Deborah has gone to sleep in her car, and I promise to wake her if anything interesting happens. She manages to sleep through the commotion of a nearby car being sniffed by a K-9 unit, then towed. I begin reading a book and listening to Tom and others talk about it all, with the floodlights of the prison before us.

4:05 am
I take a quick nap on a hard wooden rocking bench. I am awakened by constant conversation. The sun is coming up as one of Tom’s relatives makes some coffee for us and begins to plan the breakfast menu. I wake Deborah up and, walking back to Tom’s, notice how the prison is like an ersatz country club, with golf carts racing around.

6 am
I’ve come to realize that, really, there is no story here—at least, compared to what I had anticipated. Timothy McVeigh has one, and his pending death brings together many evocative issues. But that isn’t the sense here. It feels almost like an exercise. The media needs a big protest, some sort of newsworthiness to justify their cause.

6:10 am
Big drops of rain fall for a few minutes, though there were no clouds. I’m told there was a thunderstorm on May 16th, (the date of his original scheduled execution) that was so strong that it even damaged some of the media’s equipment, and wrecked some trucks. I’ve not had this confirmed.

6:52 am
There are now a great many protesters, but it is a vigil, really, as they observe 168 minutes of silence, one for each victim of the bombing. More cars go by. The sun is starting to shine big. All of us gathered at Tom Norris’s place stand outside his porch, watching the tiny black-and-white TV so that we can see what is happening a quarter mile away. The minutes advance, and soon it is seven, then seven passes, and it is a few minutes after that.

7:14 am
People are shuffling their feet and realize the full weight of all this really happening here in the town. I am surrounded by people of all ages, all walks of life. Stoners, Bikers, Goth, punk, etc. There is very little glee, all told; maybe one or two people half-jokingly reveled in McVeigh’s death. The rest of the people are mild-mannered, almost somber; it brings to mind the moments after New Year’s Eve.

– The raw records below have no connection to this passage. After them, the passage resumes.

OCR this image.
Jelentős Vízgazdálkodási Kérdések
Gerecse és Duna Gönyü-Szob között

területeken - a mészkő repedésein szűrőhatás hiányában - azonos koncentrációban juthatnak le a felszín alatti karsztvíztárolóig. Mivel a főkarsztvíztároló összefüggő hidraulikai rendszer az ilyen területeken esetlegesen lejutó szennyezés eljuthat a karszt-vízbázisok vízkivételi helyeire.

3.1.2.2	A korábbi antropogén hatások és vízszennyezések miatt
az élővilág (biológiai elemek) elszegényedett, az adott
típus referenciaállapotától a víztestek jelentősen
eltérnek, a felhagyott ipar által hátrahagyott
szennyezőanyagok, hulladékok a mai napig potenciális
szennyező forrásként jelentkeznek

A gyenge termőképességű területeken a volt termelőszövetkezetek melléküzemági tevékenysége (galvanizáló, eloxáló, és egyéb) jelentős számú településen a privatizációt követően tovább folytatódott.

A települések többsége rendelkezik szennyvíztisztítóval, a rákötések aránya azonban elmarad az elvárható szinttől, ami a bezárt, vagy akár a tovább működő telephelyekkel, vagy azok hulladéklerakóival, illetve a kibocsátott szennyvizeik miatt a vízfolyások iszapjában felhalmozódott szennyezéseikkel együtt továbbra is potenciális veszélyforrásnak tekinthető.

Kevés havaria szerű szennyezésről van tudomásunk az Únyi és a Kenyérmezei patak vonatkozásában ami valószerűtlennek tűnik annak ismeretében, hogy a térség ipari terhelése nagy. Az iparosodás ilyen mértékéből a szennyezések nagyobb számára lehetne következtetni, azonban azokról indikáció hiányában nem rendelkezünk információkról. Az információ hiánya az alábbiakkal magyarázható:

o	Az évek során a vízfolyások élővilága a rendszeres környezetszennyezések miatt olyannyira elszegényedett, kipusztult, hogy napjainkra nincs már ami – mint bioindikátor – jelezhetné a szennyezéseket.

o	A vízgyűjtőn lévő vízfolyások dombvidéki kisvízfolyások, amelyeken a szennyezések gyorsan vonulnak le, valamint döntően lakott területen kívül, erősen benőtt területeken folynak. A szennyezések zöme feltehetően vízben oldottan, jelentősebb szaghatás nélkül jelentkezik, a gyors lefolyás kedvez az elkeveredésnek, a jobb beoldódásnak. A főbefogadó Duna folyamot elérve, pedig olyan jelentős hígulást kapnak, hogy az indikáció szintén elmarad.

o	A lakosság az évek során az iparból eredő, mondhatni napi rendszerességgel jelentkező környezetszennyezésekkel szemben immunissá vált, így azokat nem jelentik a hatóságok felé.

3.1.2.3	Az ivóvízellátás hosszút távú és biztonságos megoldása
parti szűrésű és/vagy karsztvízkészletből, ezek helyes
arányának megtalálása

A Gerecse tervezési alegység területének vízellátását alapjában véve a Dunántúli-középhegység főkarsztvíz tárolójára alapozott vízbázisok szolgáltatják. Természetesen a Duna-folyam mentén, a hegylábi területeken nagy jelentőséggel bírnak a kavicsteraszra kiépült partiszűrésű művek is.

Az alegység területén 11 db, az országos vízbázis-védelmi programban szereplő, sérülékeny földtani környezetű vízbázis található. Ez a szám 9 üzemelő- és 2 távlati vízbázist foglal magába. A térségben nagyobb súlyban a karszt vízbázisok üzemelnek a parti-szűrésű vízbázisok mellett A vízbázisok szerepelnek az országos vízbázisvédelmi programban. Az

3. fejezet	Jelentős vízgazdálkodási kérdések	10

I’ve come all the way down to Terre Haute, to stand in front of the prison and it ends with a bunch of strangers with our backs to it, crowded around a four-inch, black-and-white television like it was a Philco and we were waiting for a Roosevelt Fireside Chat.

7:30 am
It’s all very matter-of-fact. The generator for the food truck and the TV is powered down, and people begin to amble away. I thank my new friends for their hospitality and brief companionship and get in my car as the press conference continues away from us. I follow the rag-tag parade making its way out of town. McVeigh is dead and Terre Haute will try to get on with its life.